Saturday, January 5, 2013

Silver Betel Box (Chelpa)

The hinged silver octagonal box shown here were used by the Malays to hold tobacco or betel nut (sirih). This example is decorated with chasing, engraving and punch work with Islamic inspired palmettos on one side and repeated Chinese inspired plum blossom motifs on the other, neatly encapsulating two significant influences on traditional Malay culture: Islamic and Chinese tendencies. It is believed that the form of these boxes is based on the form of pocket watches used by 17th, 18th and 19th century European gentlemen who came to Asia as traders and colonialists. Often they were worn attached to a scarf or kerchief draped over the shoulder.

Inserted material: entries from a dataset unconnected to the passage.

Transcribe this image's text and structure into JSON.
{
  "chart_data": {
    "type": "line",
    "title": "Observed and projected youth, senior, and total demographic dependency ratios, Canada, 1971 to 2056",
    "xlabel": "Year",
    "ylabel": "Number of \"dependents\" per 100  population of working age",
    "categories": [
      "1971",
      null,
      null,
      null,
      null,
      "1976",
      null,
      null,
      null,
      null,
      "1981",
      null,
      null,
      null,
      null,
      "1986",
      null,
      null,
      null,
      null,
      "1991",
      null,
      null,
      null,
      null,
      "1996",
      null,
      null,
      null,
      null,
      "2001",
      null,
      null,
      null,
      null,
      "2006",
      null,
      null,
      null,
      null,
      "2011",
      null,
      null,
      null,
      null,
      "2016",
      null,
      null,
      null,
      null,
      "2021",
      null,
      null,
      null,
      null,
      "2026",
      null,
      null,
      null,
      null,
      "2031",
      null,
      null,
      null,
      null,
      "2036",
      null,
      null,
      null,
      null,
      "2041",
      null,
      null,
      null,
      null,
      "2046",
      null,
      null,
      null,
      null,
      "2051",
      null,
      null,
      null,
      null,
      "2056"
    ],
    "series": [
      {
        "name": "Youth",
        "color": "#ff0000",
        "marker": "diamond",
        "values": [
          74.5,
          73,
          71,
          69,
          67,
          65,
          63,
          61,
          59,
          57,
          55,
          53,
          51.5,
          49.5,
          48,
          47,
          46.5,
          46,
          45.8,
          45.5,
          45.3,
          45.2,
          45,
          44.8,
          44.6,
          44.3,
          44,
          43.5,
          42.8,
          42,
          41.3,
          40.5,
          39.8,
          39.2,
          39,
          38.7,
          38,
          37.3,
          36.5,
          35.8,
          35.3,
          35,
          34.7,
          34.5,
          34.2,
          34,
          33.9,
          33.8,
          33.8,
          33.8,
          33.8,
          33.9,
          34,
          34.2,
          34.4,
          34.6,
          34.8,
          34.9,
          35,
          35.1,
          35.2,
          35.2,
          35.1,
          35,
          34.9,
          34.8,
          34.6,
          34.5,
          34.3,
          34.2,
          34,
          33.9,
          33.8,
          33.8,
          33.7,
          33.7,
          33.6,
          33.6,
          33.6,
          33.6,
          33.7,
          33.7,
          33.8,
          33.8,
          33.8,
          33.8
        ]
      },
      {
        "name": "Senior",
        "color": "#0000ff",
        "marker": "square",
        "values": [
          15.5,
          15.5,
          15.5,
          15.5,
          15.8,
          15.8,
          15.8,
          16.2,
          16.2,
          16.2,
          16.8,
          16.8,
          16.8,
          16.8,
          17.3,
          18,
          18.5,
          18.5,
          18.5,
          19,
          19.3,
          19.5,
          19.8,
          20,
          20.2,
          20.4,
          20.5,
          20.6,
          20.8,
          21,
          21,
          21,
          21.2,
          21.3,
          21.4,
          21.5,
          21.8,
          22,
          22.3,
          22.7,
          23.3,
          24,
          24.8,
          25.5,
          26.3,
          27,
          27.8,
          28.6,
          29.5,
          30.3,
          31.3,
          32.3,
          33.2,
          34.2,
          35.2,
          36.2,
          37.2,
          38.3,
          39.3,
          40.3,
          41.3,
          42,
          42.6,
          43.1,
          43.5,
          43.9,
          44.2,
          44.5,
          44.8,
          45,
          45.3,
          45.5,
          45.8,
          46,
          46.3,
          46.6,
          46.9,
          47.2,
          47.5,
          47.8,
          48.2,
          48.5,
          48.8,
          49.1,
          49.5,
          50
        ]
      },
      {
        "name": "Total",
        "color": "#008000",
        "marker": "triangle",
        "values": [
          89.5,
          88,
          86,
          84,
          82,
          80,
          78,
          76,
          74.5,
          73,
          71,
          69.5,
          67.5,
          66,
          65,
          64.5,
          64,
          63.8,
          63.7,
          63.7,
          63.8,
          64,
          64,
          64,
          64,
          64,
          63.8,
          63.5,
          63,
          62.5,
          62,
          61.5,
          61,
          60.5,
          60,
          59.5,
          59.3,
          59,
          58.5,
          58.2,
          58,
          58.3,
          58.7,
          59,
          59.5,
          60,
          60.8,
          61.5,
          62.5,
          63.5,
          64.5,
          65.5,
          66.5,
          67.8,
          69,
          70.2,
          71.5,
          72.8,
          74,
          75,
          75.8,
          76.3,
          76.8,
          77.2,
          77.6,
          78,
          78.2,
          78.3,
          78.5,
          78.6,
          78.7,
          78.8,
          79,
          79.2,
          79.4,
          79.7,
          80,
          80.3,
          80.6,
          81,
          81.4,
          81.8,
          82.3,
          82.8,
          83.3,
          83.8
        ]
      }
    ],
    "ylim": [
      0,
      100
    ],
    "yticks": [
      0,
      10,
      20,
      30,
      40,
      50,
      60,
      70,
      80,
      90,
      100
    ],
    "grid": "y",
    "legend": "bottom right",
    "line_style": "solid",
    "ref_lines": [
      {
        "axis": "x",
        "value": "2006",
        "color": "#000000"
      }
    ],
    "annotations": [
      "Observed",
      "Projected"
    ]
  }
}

Do check out my previous blogs about the betel nut paraphernalia.

Islamic inspired palmettos motifs.

Chinese inspired plum blossom motifs.

Tuesday, January 1, 2013

Taoist Eight Immortal Figures

Pictures below are two sets of tarnished silver gilt Taoist Eight Immortal figures which were used for the Peranakan family to pin on a bridal wedding headband. They are the protective talismans for the brides, and also a symbol of their virginity. 'Pak Siam', the name used by the Baba and Nyonya of the Malay Peninsula and Singapore for this headdress figures derives from the figures of the Eight Immortals (Ba Xian, 八仙), the legendary figures of Taoist religion, whose particular emblems indicate the special powers of secrets for which they are revered. The Eight Immortals are often accompanied, as in this case, by the God of Longevity depicted as an old man which sewn in between the Eight Immortals.

Similar types of these Taoist Eight Immortal figures were also worn by babies which were sewn on the baby hats as the protective talismans, or the boys on the headdress at their circumcision ceremonies.